Речь над гробом Заболоцкого
Наташа Роскина, с которой мы дружили, Слуцкого терпеть не могла. Имени его не могла слышать спокойно. И надо признать, что некоторые основания для этого у нее были.
Наташа одно время была женой Николая Алексеевича Заболоцкого. Брак их оказался непрочным и, наверно, правильнее было бы назвать его не браком, а коротким и бурным романом. Но роман этот оставил глубокий след в жизни обоих. У Заболоцкого это отразилось в дивных стихах лирического цикла «Последняя любовь», одного из лучших созданий любовной лирики в русской поэзии ХХ века. В том, что лучшие стихи этого цикла посвящены Наташе, для тех, кто знал ее, не может быть никаких сомнений. В одном из них даже отчетливо запечатлен очень похожий ее портрет:
А Наташа об этом их недолгом браке – или долгом романе – рассказала в прозе. В очень честных, не щадящих ни его, ни себя воспоминаниях, которые ей еще при жизни удалось напечатать (не на родине, конечно, где это тогда было невозможно, а в Париже).
В этих воспоминаниях она и выплеснула свою обиду на Слуцкого.

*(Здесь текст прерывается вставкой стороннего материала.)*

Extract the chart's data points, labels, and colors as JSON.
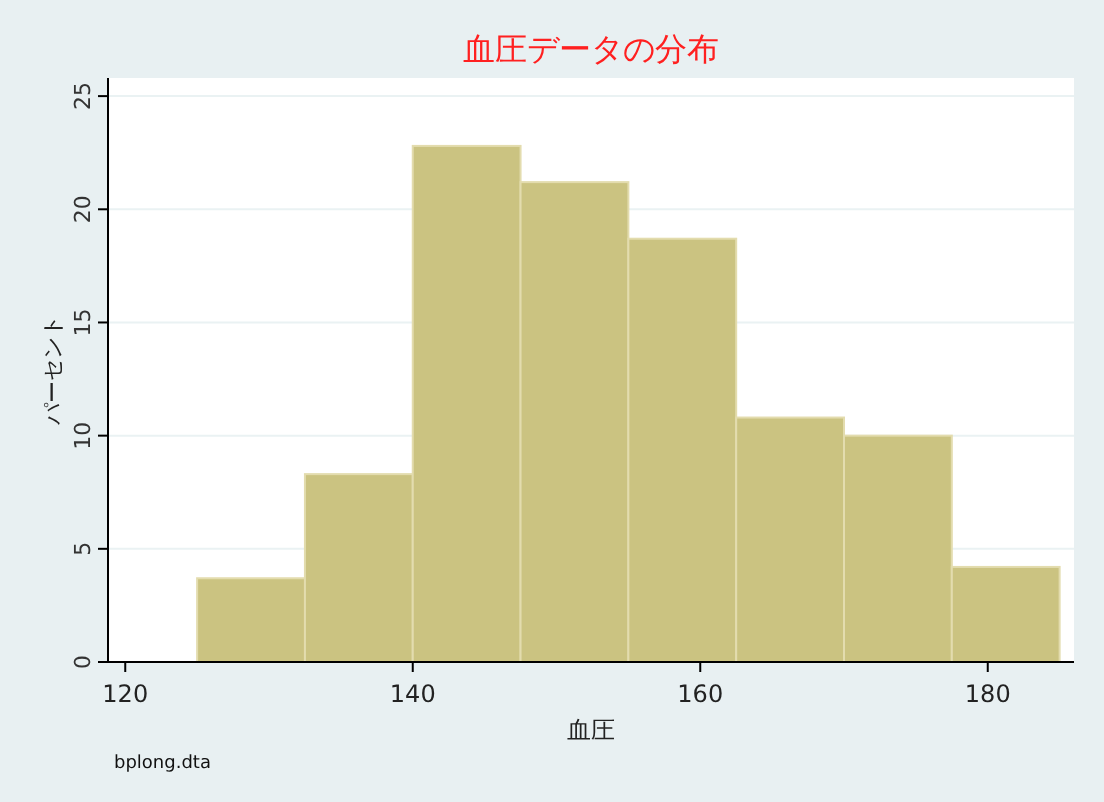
{
  "chart_data": {
    "type": "histogram",
    "title": "血圧データの分布",
    "xlabel": "血圧",
    "ylabel": "パーセント",
    "annotations": [
      "bplong.dta"
    ],
    "bins": [
      125,
      132.5,
      140,
      147.5,
      155,
      162.5,
      170,
      177.5,
      185
    ],
    "values": [
      3.7,
      8.3,
      22.8,
      21.2,
      18.7,
      10.8,
      10.0,
      4.2
    ],
    "color": "#cbc381",
    "xlim": [
      118.8,
      186
    ],
    "ylim": [
      0,
      25.8
    ],
    "xticks": [
      120,
      140,
      160,
      180
    ],
    "yticks": [
      0,
      5,
      10,
      15,
      20,
      25
    ],
    "grid": "y"
  }
}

Ее больно задел такой отрывок из его воспоминаний о Заболоцком:
Однажды в Тарусе, когда я провожал Н. А. на дачу Оттена, где нас ждали Паустовский и Семынин, мы проходили мимо недостроенного дома. Может быть, это был не дом, а котлован. Заболоцкий сказал:
– А ведь я все строительные профессии знаю. И землекопом был, и каменщиком, и плотником, и прорабом большого участка.
В другой раз на общий чересчур вопрос о шести лагерных годах: «Ну, как там было?» – он ответил не распространяясь:
– И плохо было, и очень плохо, и очень даже хорошо.
Это воспоминание не просто обидело Наташу. Оно ее возмутило.
Он редко и мало рассказывал мне о годах своего заключения, но один эпизод рассказывал даже несколько раз, и с большим волнением. Он говорил мне, что начальник лагеря спрашивал его непосредственного начальника: "Ну, как там Заболоцкий – стихи пишет?" – "Нет, – отвечал начальник. – Какое там. Не пишет: больше, говорит, никогда в жизни писать не будет". – "Ну то-то".
И когда он в лицах изображал мне разговор этих двух начальников, в глазах его было что-то зловещее.
Выступая с речью на похоронах Заболоцкого, Борис Слуцкий передал следующий разговор, будто бы бывший у него с Заболоцким в Тарусе. Они проходили мимо какой-то стройки, и Заболоцкий сказал: "Я прошел все этапы строительства. Я был и землекопом, и плотником, и чертежником, и прорабом". И будто бы эти слова" он произнес с каким-то удовлетворением.
Но я вспоминаю это "ну то-то" – и не верю Слуцкому. У Слуцкого есть еще такой рассказ о Заболоцком: Италия, светит солнце, Заболоцкий сидит в гондоле и улыбается своей доброй улыбкой. Мое восприятие Заболоцкого таково, что я не могу тут верить ни одному слову, хотя Италия, действительно, существует, там почти всегда светит солнце, Заболоцкий там, действительно, был и может быть даже в гондоле и улыбался. "Добрая улыбка" – эти слова могут быть сочтены слащавыми, но они же могут быть и великими словами. Однако ни в том, ни в другом смысле они не относятся к Заболоцкому.
(Наталия Роскина. Четыре главы.
YMCA-PRESS, Paris, 1980. Стр. 77–78)
Вот, оказывается, как оно было. Борис, значит, не только в написанных и напечатанных своих воспоминаниях о Заболоцком рассказал этот эпизод, но и счел нужным повторить этот свой рассказ над гробом поэта.